Шрифт:
Долго раздумывал он, кого же ему заарканить, и в конце концов позвал к себе Мавы. Когда тот явился, Халназар посмотрел на него каким-то особенным взглядом и ласково сказал, указывая на место возле себя:
— Мавы, иди, сынок, сядь вот здесь.
Когда Мавы видел такой почет? Он даже задрожал от испуга и поспешил присесть на корточки у двери:
— Бай-ага, мне и тут хорошо.
Но Халназар, улыбаясь, опять указал глазами на место рядом с собой:
— Сын мой, не все достойны сидеть на этом месте. Ты это сам знаешь. Но раз я говорю, — иди и садись, не бойся...
Мавы нерешительно прошел на указанное место. Его не привыкшие к ковру ноги дрожали, на шее задергался живчик.
Халназар начал потихоньку разматывать клубок своих замыслов:
— Мавы, у тебя, сынок, нет ни отца, ни матери. Вот уже четыре года ты живешь у меня в доме. Ты полюбился мне. Я думал о тебе, много думал. Сколько ни воздай человеку, угодившему тебе, все будет мало. И решил я женить тебя, поставить тебе белую кибитку... как сыну.
Слова Халназара взволновали Мавы.
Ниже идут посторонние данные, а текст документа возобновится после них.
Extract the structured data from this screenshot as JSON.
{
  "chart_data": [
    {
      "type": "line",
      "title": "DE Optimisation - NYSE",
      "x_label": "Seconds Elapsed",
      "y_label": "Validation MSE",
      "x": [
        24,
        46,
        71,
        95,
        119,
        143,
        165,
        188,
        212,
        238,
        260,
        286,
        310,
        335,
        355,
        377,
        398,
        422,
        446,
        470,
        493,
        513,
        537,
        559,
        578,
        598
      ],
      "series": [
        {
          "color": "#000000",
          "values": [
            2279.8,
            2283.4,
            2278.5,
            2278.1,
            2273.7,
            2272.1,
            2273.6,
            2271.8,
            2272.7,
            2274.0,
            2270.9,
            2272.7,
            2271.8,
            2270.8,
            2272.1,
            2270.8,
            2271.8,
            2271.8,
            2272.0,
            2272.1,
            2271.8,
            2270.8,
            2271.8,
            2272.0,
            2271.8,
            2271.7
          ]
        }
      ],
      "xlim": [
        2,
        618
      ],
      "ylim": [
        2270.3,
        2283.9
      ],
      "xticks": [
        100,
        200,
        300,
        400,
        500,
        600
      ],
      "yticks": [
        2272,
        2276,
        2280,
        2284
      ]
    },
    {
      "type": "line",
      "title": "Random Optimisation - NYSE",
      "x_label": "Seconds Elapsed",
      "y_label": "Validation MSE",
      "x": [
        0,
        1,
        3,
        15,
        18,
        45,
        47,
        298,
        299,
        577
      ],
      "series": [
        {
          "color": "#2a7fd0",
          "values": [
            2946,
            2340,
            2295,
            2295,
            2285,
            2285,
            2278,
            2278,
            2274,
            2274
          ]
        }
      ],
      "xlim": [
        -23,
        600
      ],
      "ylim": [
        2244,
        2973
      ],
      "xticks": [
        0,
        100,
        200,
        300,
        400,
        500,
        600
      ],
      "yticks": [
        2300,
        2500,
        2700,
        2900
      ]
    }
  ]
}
С такой теплотой говорили с ним только в детстве. То, что в устах бая «сын свиньи» превратился в «сынка», растрогало его до слез.
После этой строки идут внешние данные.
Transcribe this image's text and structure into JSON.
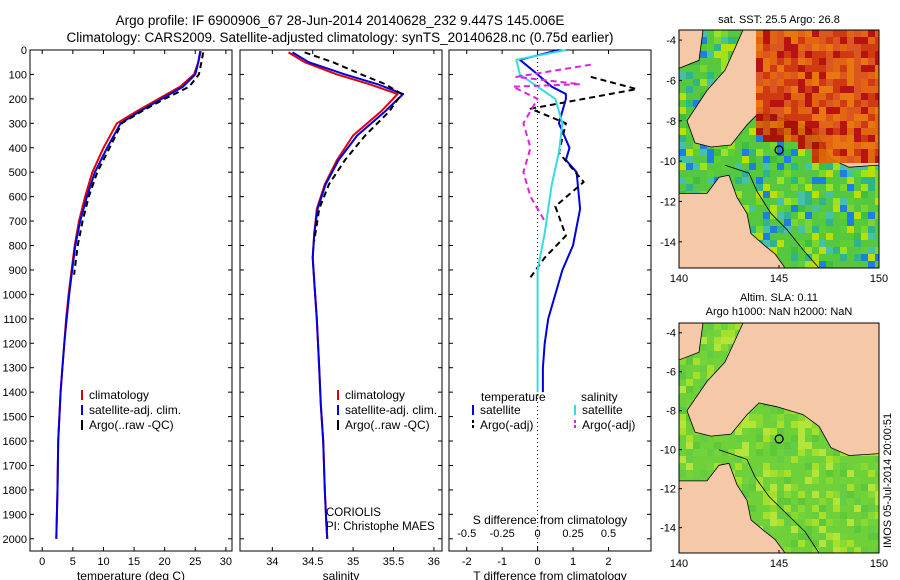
{
  "header": {
    "line1": "Argo profile: IF 6900906_67 28-Jun-2014 20140628_232 9.447S 145.006E",
    "line2": "Climatology: CARS2009. Satellite-adjusted climatology: synTS_20140628.nc (0.75d earlier)"
  },
  "colors": {
    "climatology": "#e00000",
    "satellite": "#0000dd",
    "argo": "#000000",
    "satellite_salinity": "#33dddd",
    "argo_salinity": "#dd22dd",
    "land": "#f5c8a8",
    "sea": "#66cc33"
  },
  "chart_data": [
    {
      "id": "temperature",
      "type": "line",
      "xlabel": "temperature (deg C)",
      "xlim": [
        -2,
        31
      ],
      "xticks": [
        0,
        5,
        10,
        15,
        20,
        25,
        30
      ],
      "ylim": [
        0,
        2050
      ],
      "yticks": [
        0,
        100,
        200,
        300,
        400,
        500,
        600,
        700,
        800,
        900,
        1000,
        1100,
        1200,
        1300,
        1400,
        1500,
        1600,
        1700,
        1800,
        1900,
        2000
      ],
      "legend": [
        "climatology",
        "satellite-adj. clim.",
        "Argo(..raw -QC)"
      ],
      "series": [
        {
          "name": "climatology",
          "color": "#e00000",
          "dash": "",
          "x": [
            25.9,
            25.5,
            24.8,
            22.5,
            19.0,
            15.5,
            12.2,
            10.0,
            8.2,
            7.0,
            6.0,
            5.3,
            4.8,
            4.3,
            3.9,
            3.6,
            3.3,
            3.0,
            2.8,
            2.6,
            2.5,
            2.3
          ],
          "y": [
            5,
            50,
            100,
            150,
            200,
            250,
            300,
            400,
            500,
            600,
            700,
            800,
            900,
            1000,
            1100,
            1200,
            1300,
            1400,
            1500,
            1600,
            1800,
            2000
          ]
        },
        {
          "name": "satellite-adj. clim.",
          "color": "#0000dd",
          "dash": "",
          "x": [
            25.8,
            25.5,
            25.0,
            23.0,
            19.5,
            16.0,
            12.8,
            10.6,
            8.6,
            7.3,
            6.2,
            5.4,
            4.9,
            4.4,
            4.0,
            3.6,
            3.3,
            3.0,
            2.8,
            2.6,
            2.5,
            2.3
          ],
          "y": [
            5,
            50,
            100,
            150,
            200,
            250,
            300,
            400,
            500,
            600,
            700,
            800,
            900,
            1000,
            1100,
            1200,
            1300,
            1400,
            1500,
            1600,
            1800,
            2000
          ]
        },
        {
          "name": "Argo(..raw -QC)",
          "color": "#000000",
          "dash": "6,4",
          "x": [
            26.3,
            26.0,
            25.6,
            24.0,
            20.0,
            16.3,
            13.0,
            11.0,
            9.0,
            7.6,
            6.6,
            5.8,
            5.2
          ],
          "y": [
            10,
            50,
            100,
            150,
            200,
            250,
            300,
            400,
            500,
            600,
            700,
            800,
            920
          ]
        }
      ]
    },
    {
      "id": "salinity",
      "type": "line",
      "xlabel": "salinity",
      "xlim": [
        33.6,
        36.1
      ],
      "xticks": [
        34,
        34.5,
        35,
        35.5,
        36
      ],
      "ylim": [
        0,
        2050
      ],
      "legend": [
        "climatology",
        "satellite-adj. clim.",
        "Argo(..raw -QC)"
      ],
      "annotations": [
        "CORIOLIS",
        "PI: Christophe MAES"
      ],
      "series": [
        {
          "name": "climatology",
          "color": "#e00000",
          "dash": "",
          "x": [
            34.2,
            34.4,
            34.8,
            35.2,
            35.55,
            35.35,
            35.0,
            34.8,
            34.65,
            34.55,
            34.52,
            34.5,
            34.52,
            34.55,
            34.58,
            34.6,
            34.63,
            34.65,
            34.67,
            34.68
          ],
          "y": [
            10,
            50,
            100,
            140,
            180,
            250,
            350,
            450,
            550,
            650,
            750,
            850,
            950,
            1100,
            1300,
            1450,
            1600,
            1800,
            1950,
            2000
          ]
        },
        {
          "name": "satellite-adj. clim.",
          "color": "#0000dd",
          "dash": "",
          "x": [
            34.25,
            34.45,
            34.9,
            35.3,
            35.62,
            35.4,
            35.05,
            34.82,
            34.66,
            34.56,
            34.52,
            34.5,
            34.52,
            34.55,
            34.58,
            34.6,
            34.63,
            34.65,
            34.67,
            34.68
          ],
          "y": [
            10,
            50,
            100,
            140,
            180,
            250,
            350,
            450,
            550,
            650,
            750,
            850,
            950,
            1100,
            1300,
            1450,
            1600,
            1800,
            1950,
            2000
          ]
        },
        {
          "name": "Argo(..raw -QC)",
          "color": "#000000",
          "dash": "6,4",
          "x": [
            34.4,
            34.75,
            35.1,
            35.4,
            35.6,
            35.45,
            35.15,
            34.9,
            34.7,
            34.58,
            34.52
          ],
          "y": [
            10,
            50,
            100,
            140,
            180,
            250,
            350,
            450,
            550,
            650,
            780
          ]
        }
      ]
    },
    {
      "id": "difference",
      "type": "line",
      "xlabel": "T difference from climatology",
      "xlabel2": "S difference from climatology",
      "xlim": [
        -2.5,
        3.2
      ],
      "xticks": [
        -2,
        -1,
        0,
        1,
        2
      ],
      "xticks2_values": [
        -2,
        -1,
        0,
        1,
        2
      ],
      "xticks2_labels": [
        "-0.5",
        "-0.25",
        "0",
        "0.25",
        "0.5"
      ],
      "ylim": [
        0,
        2050
      ],
      "legend": {
        "temperature_header": "temperature",
        "salinity_header": "salinity",
        "items": [
          "satellite",
          "Argo(-adj)",
          "satellite",
          "Argo(-adj)"
        ]
      },
      "series": [
        {
          "name": "temperature satellite",
          "color": "#0000dd",
          "dash": "",
          "x": [
            0.6,
            -0.5,
            0.0,
            0.4,
            0.8,
            0.8,
            0.6,
            0.9,
            0.8,
            1.1,
            1.2,
            1.0,
            0.7,
            0.5,
            0.3,
            0.2,
            0.15,
            0.15
          ],
          "y": [
            0,
            40,
            100,
            150,
            180,
            200,
            300,
            400,
            450,
            500,
            650,
            800,
            900,
            1000,
            1100,
            1200,
            1300,
            1400
          ]
        },
        {
          "name": "temperature Argo(-adj)",
          "color": "#000000",
          "dash": "6,4",
          "x": [
            1.5,
            2.8,
            1.3,
            -0.2,
            0.8,
            0.6,
            1.3,
            0.5,
            0.8,
            0.2,
            -0.2
          ],
          "y": [
            110,
            160,
            200,
            240,
            300,
            420,
            540,
            640,
            760,
            850,
            930
          ]
        },
        {
          "name": "salinity satellite",
          "color": "#33dddd",
          "dash": "",
          "x": [
            0.8,
            -0.6,
            -0.5,
            0.0,
            0.5,
            0.7,
            0.6,
            0.4,
            0.3,
            0.2,
            0.0,
            0.0,
            0.0
          ],
          "y": [
            0,
            40,
            100,
            150,
            200,
            300,
            420,
            550,
            650,
            750,
            900,
            1100,
            1400
          ]
        },
        {
          "name": "salinity Argo(-adj)",
          "color": "#dd22dd",
          "dash": "6,4",
          "x": [
            1.5,
            -0.6,
            1.2,
            -0.7,
            0.0,
            -0.4,
            -0.2,
            -0.4,
            -0.2,
            0.2
          ],
          "y": [
            60,
            110,
            140,
            150,
            200,
            300,
            400,
            500,
            600,
            700
          ]
        }
      ]
    }
  ],
  "maps": [
    {
      "id": "sst-map",
      "title1": "sat. SST: 25.5 Argo: 26.8",
      "title2": "",
      "xticks": [
        140,
        145,
        150
      ],
      "yticks": [
        -4,
        -6,
        -8,
        -10,
        -12,
        -14
      ],
      "xlim": [
        140,
        150
      ],
      "ylim": [
        -15.3,
        -3.5
      ],
      "style": "sst"
    },
    {
      "id": "sla-map",
      "title1": "Altim. SLA: 0.11",
      "title2": "Argo h1000: NaN h2000: NaN",
      "xticks": [
        140,
        145,
        150
      ],
      "yticks": [
        -4,
        -6,
        -8,
        -10,
        -12,
        -14
      ],
      "xlim": [
        140,
        150
      ],
      "ylim": [
        -15.3,
        -3.5
      ],
      "style": "sla"
    }
  ],
  "stamp": "IMOS 05-Jul-2014 20:00:51"
}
Халназар видел, как подействовали на слугу его слова. Он понял, что Мавы от волнения не в силах ответить.
— Вот есть у меня сыновья, — продолжал он. — Ни один из них не выказывает мне такой преданности, как ты... Мавы, дитя мое, вот платок — вытри глаза... Мой сын, Мавы, даже овцы и ягнята, разлученные на день, когда встречаются вновь, так блеют, будто стонут. Как же не пролить слезы отцу и сыну, когда они вновь обрели друг друга. Я знаю, ты плачешь от радости — это хорошо. И мое сердце растрогано.
Мавы вытер платком глаза и сказал хриплым голосом:
— Бай-ага, эти твои слова заставили меня вспомнить детство.
Его глаза, полные слез, и в самом деле блестели, как у ребенка, который встретился с матерью.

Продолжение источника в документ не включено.